2013.2.12 |
|
愛嬌のない人間はあきまへん
|
|
後藤清一氏の心に響く言葉より…
昭和22年、松下の2であった井植歳男さんに請われて、三洋の創業に参加したのは、私が満41歳のときだった。
現在の兵庫県加西市にある北条工場でスタートを切ったのだが、案の定、給料は遅配となった。

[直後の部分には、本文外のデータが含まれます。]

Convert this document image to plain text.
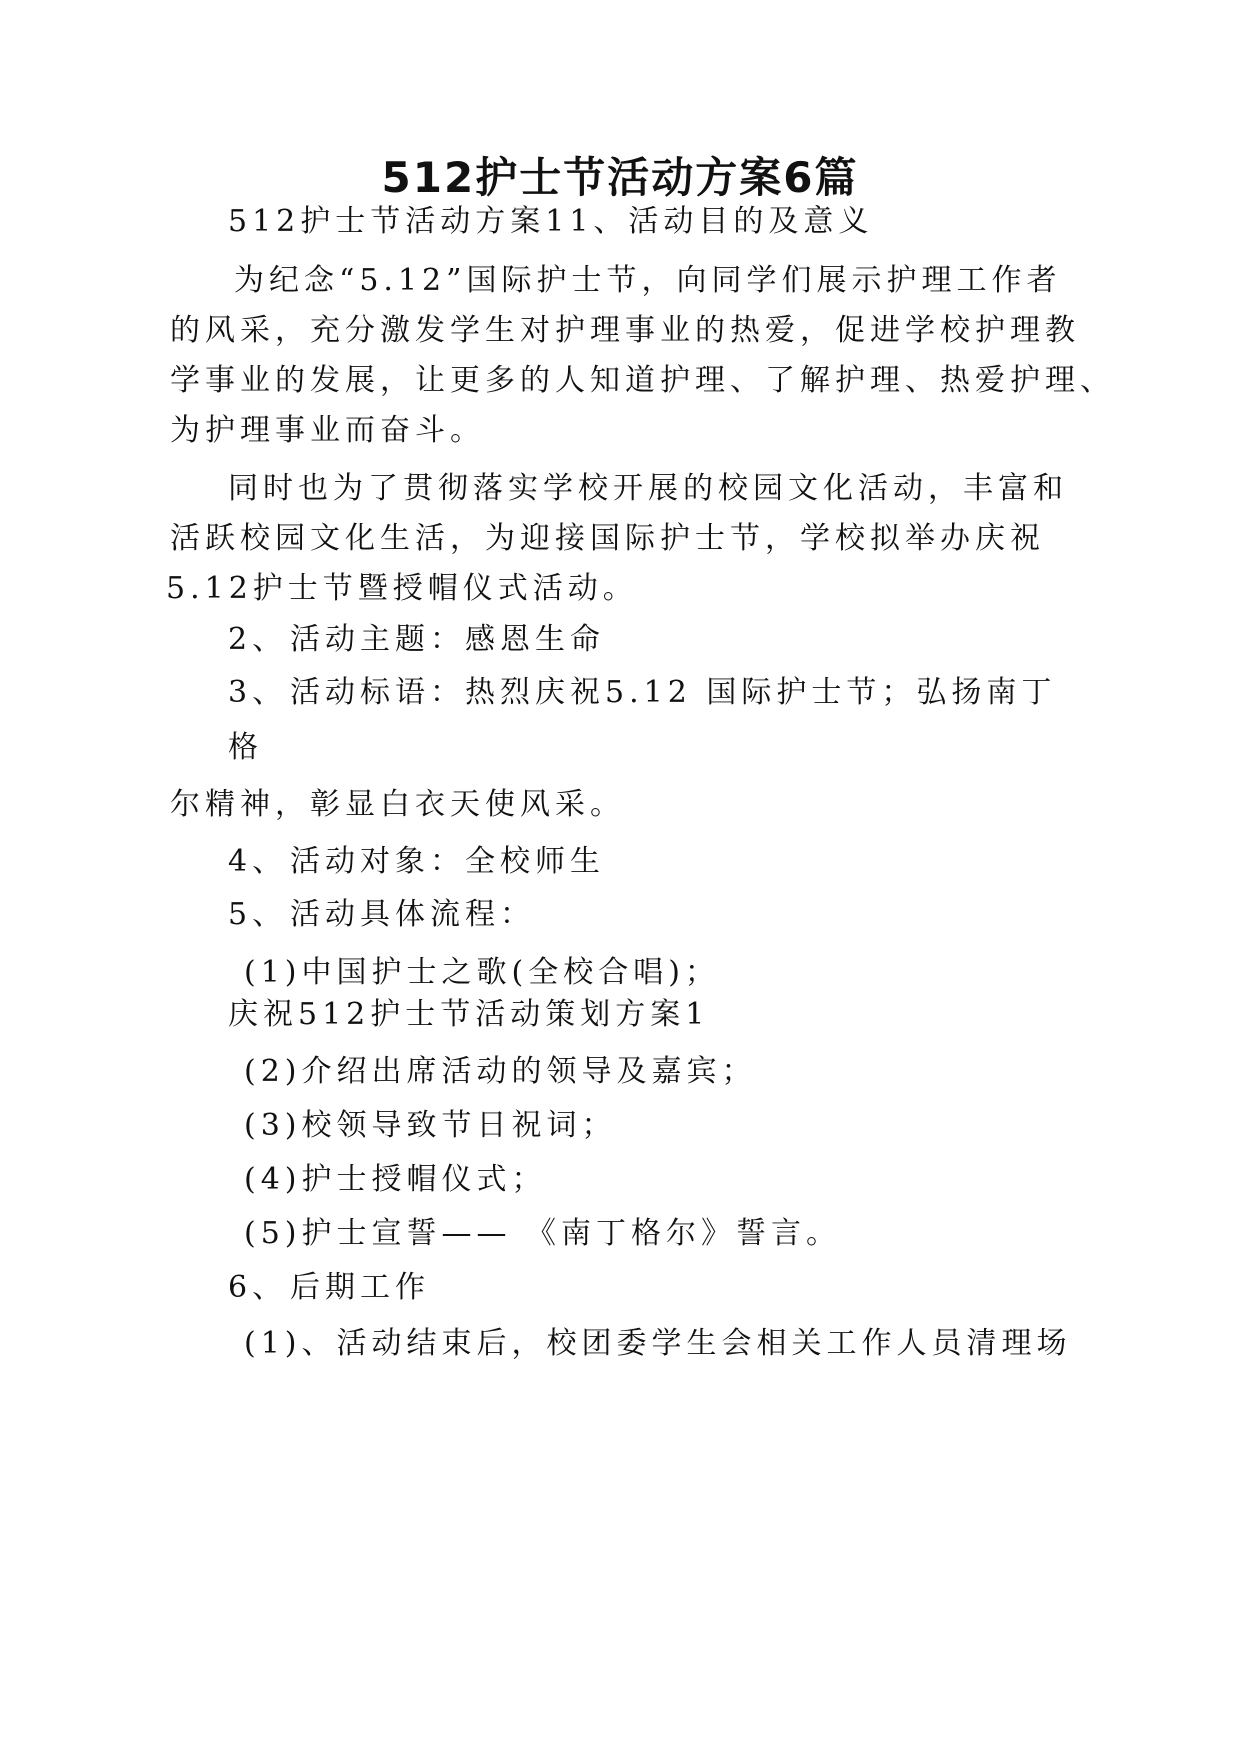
512护士节活动方案6篇
512护士节活动方案11、活动目的及意义
为纪念“5.12”国际护士节，向同学们展示护理工作者
的风采，充分激发学生对护理事业的热爱，促进学校护理教
学事业的发展，让更多的人知道护理、了解护理、热爱护理、
为护理事业而奋斗。
同时也为了贯彻落实学校开展的校园文化活动，丰富和
活跃校园文化生活，为迎接国际护士节，学校拟举办庆祝
5.12护士节暨授帽仪式活动。
2、活动主题：感恩生命
3、活动标语：热烈庆祝5.12 国际护士节；弘扬南丁
格
尔精神，彰显白衣天使风采。
4、活动对象：全校师生
5、活动具体流程：
(1)中国护士之歌(全校合唱)；
庆祝512护士节活动策划方案1
(2)介绍出席活动的领导及嘉宾；
(3)校领导致节日祝词；
(4)护士授帽仪式；
(5)护士宣誓—— 《南丁格尔》誓言。
6、后期工作
(1)、活动结束后，校团委学生会相关工作人员清理场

頭のいい、大変優秀な27,8歳の男がいたが、彼は給料の遅配にカンカンになって怒った。
「オレは、これまで給料を遅配されたことはない。
給料を遅配するようなところで働けるか!」
有能な男に辞められるのは、誠に惜しい。
しかし、決意は固く、とてもひるがえしてくれそうもない。
仕方がない、まぁ送別会でもやって送り出してやろうと、私は菓子を買ってきて、幹部も呼んだ。
ところが、肝心の当人が送別会に出てこない。
「そんなもん出るかい!
けったクソが悪い」
捨てゼリフを吐いて、そのまま辞めていった。
愛嬌もなにもないのである。
それから3,4年してから、その男が工場へ私を訪ねてきた。
見るからに落ちぶれた格好をしている。
送別会も足蹴(あしげ)にして三洋を辞めたものの、うまくいかなかったらしい。
ついては、もう一度三洋で使ってもらえなやろか… という気持のようだった。
“なんぼ能力があっても、愛嬌のない人間はあきまへん”
生前、松下幸之助さんは、よくそうおっしゃっていたものだ。
“そやから、愛嬌のある人間を見つけることが大事でんな”と。
誠に然り。
“愛嬌”は、男女を問わず、人間の大事な魅力なのだ。
『人生は気合でっせ!』明日香出版社
どんなに才能や能力があろうが、愛嬌のない人間は好かれない。
愛嬌とは、下手(したて)に出たり、人に媚(こ)びたりすることではない。
ほんとうに愛嬌がある人は、他人をなごませることができる。
誰もが怒ってしまうような場面でも、ヒョイと愛嬌で笑いを誘う。
自分のドジや失敗も笑いに変えられる。